I have some windows c++ code (pure winapi c++, no MFC etc) that I would like to build a GUI for. My code does not know about windows GUI, it is completely decoupled from any type of UI.

The question: How could I build a UI around the existing code. Ideally, I am imagining something like this:

GUI <--> Mediator <--> MyExistingCode

For example,

MyExistingCode.showmsg(char* msg) would call Mediator.MessageBox(0, 0, msg, 0);

I'm stuck at how to design the Mediator class (If that is the correct way of going about this). Is the Mediator an Interface?, Abstract Class?, Other? Is an MVC model the best way to go?

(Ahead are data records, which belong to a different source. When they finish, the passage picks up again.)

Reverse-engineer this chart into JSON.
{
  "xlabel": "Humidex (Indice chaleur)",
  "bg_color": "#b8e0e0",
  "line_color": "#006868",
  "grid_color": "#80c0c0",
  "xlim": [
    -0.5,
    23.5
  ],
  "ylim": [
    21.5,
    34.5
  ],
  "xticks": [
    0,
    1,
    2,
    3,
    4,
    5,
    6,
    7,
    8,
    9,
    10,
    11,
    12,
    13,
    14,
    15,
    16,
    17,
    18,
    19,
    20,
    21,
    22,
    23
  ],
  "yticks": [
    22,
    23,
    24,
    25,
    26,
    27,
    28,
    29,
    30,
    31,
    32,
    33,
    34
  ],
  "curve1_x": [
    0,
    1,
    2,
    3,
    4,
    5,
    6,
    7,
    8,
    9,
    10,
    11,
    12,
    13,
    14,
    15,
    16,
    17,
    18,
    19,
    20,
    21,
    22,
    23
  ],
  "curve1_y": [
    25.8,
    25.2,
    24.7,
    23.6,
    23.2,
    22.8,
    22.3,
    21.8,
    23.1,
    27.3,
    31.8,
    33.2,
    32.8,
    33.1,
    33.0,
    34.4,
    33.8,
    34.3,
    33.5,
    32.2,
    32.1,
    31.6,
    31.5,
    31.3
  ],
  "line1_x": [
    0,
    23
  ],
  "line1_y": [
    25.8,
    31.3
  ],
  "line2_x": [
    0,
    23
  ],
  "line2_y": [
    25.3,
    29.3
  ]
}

  • Does it matter at this point? The most important thing would be to get the decoupling done in any way shape or form. As you go you will find advantages and drawbacks to the way you have chosen to go and can adjust. Yes you may have to rework what you have already done, but that shouldn't be too hard or too much work as the code is already decoupled... – Marjan Venema Feb 2 '14 at 13:28

The solution that works best for me nowadays is to build my application like a library (lib or dll) and then build my console or GUI application on top of that. On Visual Studio, for example, this works by having (at least) two projects in the same solution. One project is your library and the other is the consumer of that library. You only have to provide a sensible interface, and not care who and how it uses your library. In this way, my console or GUI would use my code as any other regular 3rd party library.

See some opinions on this SO question: What do you think of developing for the command line first?


Start with one of the MVC, MVP or MVVM patterns. All of these are proven and have their own advantages and disadvantages. There's plenty of literature out there and even here on SO/SE.